Download or read book The Mescalero Apaches written by C. L. Sonnichsen and published by University of Oklahoma Press. This book was released on 2015-04-09 with total page 356 pages. Available in PDF, EPUB and Kindle. Book excerpt: Frederick Webb Hodge remarked that the Eastern Apache tribe called the Mescaleros were “never regarded as so warlike” as the Apaches of Arizona. But the Mescaleros’ history is one of hardship and oppression alternating with wars of revenge. They were friendly to the Spaniards until victimized, and friendly to Americans until they were betrayed again. For three hundred years Mescaleros fought the Spaniards and Mexicans. They fought Americans for forty more, before subsiding into lethargy and discouragement. Only since 1930 have the Mescaleros been able to make tribal progress. C. L. Sonnichsen tells the story of the Mescalero Apaches from the earliest records to the modern day, from the Indian's point of view. In early days the Mescaleros moved about freely. Their principal range was between the Río Grande and the Pecos in New Mexico, but they hunted into the Staked Plains and southward into Mexico. They owned nothing and everything. Today the Mescaleros are American citizens and own their reservation in the Tularosa country of New Mexico. While the Mescalero Apaches still struggle to retain their traditions and bridge the gap between their old life and the new, their people have made amazing progress.
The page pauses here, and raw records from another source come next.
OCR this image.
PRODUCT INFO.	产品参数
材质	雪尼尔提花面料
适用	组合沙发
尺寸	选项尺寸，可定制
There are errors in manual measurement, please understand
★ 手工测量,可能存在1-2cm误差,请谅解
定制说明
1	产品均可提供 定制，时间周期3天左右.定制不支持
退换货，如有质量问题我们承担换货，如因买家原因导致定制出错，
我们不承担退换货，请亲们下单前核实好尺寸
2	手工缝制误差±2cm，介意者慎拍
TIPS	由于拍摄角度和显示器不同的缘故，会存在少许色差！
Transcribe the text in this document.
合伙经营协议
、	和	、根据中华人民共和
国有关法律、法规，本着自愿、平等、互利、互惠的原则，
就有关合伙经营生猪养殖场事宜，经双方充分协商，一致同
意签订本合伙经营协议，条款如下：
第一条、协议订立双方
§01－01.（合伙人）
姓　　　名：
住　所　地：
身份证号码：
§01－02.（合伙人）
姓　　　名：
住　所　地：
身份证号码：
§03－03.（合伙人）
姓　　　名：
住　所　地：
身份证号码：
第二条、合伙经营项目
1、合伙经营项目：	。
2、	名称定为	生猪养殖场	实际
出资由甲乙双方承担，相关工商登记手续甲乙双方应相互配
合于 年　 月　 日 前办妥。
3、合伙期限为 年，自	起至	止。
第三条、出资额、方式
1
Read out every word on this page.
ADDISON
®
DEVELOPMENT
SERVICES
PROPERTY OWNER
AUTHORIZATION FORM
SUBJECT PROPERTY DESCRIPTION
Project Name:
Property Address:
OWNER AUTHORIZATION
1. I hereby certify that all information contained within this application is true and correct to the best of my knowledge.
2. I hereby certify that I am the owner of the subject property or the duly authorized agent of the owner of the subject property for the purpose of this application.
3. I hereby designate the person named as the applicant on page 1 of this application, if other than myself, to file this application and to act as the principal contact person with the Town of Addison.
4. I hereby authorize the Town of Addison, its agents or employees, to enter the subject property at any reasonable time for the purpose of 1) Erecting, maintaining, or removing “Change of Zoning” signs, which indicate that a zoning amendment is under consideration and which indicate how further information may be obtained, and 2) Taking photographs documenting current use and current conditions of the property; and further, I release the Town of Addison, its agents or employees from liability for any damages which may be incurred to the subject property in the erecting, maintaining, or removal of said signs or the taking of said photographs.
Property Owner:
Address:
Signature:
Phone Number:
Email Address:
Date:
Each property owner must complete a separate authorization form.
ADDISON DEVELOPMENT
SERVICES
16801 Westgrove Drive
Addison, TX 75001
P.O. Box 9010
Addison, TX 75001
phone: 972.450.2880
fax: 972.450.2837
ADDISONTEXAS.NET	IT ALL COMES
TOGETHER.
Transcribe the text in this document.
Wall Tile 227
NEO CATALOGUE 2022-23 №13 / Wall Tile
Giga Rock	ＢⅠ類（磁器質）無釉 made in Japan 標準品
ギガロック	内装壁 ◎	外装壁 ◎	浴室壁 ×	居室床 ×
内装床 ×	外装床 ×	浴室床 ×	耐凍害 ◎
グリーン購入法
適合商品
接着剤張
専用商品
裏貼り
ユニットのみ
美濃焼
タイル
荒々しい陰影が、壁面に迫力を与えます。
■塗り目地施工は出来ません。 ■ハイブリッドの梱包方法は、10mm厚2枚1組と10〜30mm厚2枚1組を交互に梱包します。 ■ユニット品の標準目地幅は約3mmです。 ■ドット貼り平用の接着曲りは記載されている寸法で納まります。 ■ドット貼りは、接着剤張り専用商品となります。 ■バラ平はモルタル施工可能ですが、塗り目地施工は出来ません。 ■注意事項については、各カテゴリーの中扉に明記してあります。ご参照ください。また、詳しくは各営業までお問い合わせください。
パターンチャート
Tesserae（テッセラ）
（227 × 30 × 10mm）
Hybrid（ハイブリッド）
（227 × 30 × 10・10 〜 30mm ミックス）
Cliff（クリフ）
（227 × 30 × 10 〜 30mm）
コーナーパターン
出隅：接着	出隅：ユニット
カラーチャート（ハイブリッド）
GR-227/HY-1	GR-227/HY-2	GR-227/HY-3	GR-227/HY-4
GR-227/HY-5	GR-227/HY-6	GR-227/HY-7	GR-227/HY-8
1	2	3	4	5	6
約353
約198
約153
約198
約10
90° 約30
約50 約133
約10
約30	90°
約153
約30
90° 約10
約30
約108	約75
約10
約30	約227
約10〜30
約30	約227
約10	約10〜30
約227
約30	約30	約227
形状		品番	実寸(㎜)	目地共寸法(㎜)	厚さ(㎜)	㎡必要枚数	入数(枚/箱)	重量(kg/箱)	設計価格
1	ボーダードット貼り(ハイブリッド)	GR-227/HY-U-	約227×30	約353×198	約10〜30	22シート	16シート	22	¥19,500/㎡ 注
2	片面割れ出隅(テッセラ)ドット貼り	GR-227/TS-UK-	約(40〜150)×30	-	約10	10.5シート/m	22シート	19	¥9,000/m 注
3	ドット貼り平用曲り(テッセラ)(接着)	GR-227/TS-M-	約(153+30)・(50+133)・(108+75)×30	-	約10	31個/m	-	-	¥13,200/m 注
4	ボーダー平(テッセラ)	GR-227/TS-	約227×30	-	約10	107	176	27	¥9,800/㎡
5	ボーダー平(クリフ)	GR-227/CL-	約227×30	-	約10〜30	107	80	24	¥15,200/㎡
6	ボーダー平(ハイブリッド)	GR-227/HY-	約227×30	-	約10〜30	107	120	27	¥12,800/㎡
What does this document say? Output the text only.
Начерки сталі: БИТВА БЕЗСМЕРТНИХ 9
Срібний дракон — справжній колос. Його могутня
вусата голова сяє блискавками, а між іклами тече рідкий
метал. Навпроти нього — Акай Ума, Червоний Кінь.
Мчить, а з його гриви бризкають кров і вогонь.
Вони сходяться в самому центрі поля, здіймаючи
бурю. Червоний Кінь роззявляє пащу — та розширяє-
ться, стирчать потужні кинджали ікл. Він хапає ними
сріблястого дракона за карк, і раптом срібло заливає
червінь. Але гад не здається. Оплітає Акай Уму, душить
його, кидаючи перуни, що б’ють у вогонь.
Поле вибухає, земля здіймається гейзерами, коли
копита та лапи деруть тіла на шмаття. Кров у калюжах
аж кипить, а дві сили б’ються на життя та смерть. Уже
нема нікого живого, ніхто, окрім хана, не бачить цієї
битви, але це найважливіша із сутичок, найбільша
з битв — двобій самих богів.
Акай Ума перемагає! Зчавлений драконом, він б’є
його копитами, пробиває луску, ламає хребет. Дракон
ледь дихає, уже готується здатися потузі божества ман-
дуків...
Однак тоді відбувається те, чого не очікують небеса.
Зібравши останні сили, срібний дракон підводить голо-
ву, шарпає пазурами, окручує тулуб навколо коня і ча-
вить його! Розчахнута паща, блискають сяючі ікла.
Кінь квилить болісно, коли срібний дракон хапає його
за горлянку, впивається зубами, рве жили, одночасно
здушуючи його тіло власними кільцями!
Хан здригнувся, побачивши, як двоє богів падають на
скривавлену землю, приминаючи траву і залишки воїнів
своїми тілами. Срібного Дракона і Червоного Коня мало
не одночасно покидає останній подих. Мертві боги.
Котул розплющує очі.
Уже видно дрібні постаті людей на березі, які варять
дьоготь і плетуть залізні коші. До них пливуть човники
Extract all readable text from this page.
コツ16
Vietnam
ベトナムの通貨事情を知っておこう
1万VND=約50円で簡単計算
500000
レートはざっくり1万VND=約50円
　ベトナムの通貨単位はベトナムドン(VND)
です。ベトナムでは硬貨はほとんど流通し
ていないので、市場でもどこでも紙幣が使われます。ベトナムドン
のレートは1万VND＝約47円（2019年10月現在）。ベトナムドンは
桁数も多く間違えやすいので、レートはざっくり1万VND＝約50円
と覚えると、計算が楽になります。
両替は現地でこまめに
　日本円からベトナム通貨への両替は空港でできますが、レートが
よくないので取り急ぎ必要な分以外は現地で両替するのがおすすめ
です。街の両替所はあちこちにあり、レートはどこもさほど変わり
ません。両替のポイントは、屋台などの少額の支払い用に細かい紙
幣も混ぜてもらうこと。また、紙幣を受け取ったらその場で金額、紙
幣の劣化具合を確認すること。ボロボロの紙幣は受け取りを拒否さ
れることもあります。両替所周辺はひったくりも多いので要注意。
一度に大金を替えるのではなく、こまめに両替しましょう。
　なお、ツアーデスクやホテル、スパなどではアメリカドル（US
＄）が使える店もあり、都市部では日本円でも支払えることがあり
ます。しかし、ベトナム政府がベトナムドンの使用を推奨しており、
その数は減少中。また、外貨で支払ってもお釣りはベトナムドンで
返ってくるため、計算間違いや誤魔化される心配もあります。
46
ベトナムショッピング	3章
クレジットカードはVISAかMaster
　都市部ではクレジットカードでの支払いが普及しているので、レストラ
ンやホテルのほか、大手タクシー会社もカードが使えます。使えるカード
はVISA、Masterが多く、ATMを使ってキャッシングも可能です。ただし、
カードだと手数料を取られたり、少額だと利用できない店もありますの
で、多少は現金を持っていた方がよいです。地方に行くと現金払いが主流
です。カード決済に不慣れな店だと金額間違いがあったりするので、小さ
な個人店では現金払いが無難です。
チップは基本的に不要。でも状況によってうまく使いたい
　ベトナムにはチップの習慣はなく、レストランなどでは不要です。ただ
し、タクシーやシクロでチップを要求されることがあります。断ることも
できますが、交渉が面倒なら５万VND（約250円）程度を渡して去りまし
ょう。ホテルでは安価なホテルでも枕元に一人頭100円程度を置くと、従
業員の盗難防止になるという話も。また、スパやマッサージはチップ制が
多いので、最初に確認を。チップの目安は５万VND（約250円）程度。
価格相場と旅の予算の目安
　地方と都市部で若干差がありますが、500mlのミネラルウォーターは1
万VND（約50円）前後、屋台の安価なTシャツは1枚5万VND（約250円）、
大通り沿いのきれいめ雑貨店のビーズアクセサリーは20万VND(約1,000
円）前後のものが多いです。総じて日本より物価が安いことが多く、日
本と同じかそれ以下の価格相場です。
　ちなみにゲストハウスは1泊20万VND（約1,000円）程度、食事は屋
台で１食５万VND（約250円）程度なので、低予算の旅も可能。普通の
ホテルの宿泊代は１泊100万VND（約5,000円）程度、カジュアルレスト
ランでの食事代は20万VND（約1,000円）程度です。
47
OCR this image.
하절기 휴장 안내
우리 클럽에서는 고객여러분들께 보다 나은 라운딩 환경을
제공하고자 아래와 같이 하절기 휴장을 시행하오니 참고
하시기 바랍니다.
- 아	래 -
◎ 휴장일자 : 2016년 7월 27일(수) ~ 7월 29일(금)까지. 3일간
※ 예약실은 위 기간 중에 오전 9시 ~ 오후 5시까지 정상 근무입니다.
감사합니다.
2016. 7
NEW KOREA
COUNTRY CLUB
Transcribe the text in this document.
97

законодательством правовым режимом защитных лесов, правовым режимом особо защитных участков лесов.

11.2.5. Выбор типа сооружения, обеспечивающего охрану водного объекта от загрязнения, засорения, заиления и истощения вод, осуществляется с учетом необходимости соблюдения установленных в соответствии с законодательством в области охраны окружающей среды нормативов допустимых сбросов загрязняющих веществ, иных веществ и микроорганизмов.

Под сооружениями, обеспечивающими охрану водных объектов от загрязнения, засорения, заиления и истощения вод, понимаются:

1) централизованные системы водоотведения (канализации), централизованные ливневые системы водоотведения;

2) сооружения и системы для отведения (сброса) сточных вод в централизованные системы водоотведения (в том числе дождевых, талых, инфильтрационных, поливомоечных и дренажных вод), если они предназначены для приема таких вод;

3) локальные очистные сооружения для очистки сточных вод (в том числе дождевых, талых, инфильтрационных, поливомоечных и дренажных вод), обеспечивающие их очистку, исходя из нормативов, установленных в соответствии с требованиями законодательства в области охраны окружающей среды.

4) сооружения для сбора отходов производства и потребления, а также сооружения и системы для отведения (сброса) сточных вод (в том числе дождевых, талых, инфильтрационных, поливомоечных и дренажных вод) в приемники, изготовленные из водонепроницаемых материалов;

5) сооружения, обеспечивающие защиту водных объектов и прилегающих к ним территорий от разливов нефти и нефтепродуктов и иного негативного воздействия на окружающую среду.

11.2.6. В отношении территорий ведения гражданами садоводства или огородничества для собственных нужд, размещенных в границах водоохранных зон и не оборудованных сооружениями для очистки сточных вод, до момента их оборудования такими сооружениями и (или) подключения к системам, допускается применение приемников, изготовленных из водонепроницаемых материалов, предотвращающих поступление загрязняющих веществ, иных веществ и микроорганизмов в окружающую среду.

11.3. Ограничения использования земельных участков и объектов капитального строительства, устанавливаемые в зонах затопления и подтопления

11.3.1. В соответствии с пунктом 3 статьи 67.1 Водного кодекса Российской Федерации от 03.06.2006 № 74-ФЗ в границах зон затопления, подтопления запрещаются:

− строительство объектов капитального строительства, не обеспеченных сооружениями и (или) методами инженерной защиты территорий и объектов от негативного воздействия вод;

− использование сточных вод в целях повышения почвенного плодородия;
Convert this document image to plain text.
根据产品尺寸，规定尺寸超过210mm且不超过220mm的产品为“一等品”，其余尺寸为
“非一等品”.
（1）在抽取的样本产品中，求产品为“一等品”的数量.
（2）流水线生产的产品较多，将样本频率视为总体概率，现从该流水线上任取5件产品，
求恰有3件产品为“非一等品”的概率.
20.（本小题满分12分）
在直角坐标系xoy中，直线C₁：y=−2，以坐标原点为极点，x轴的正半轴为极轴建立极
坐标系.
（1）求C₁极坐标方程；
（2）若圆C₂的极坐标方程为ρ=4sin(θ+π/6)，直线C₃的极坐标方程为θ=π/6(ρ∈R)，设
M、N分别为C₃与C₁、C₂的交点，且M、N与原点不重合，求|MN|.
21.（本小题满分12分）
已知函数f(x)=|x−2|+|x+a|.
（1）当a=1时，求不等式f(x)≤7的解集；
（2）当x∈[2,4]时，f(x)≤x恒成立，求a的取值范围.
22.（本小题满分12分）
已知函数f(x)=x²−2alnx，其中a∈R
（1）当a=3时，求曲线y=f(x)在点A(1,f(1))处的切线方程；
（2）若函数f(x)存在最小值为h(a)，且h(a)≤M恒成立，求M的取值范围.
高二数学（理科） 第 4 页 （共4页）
Download or read book The Comanchero Frontier written by Charles L. Kenner and published by University of Oklahoma Press. This book was released on 1994 with total page 292 pages. Available in PDF, EPUB and Kindle. Book excerpt: This is a history of the Comancheros, or Mexicans who traded with the Comanche Indians in the early Southwest. When Don Juan Bautista de Anza and Ecueracapa, a Comanche leader, concluded a peace treaty in 1786, mutual trade benefits resulted, and the treaty was never afterward broken by either side. New Mexican Comancheros were free to roam the plains to trade goods, and when Americans introduced, the Comanches and New Mexicans even joined in a loose, informal alliance that made the American occupation of the plains very costly. Similarly, in the 1860s the Comancheros would trade guns and ammunition to the Comanches and Kiowas, allowing them to wreck a gruesome toll on the advancing Texans.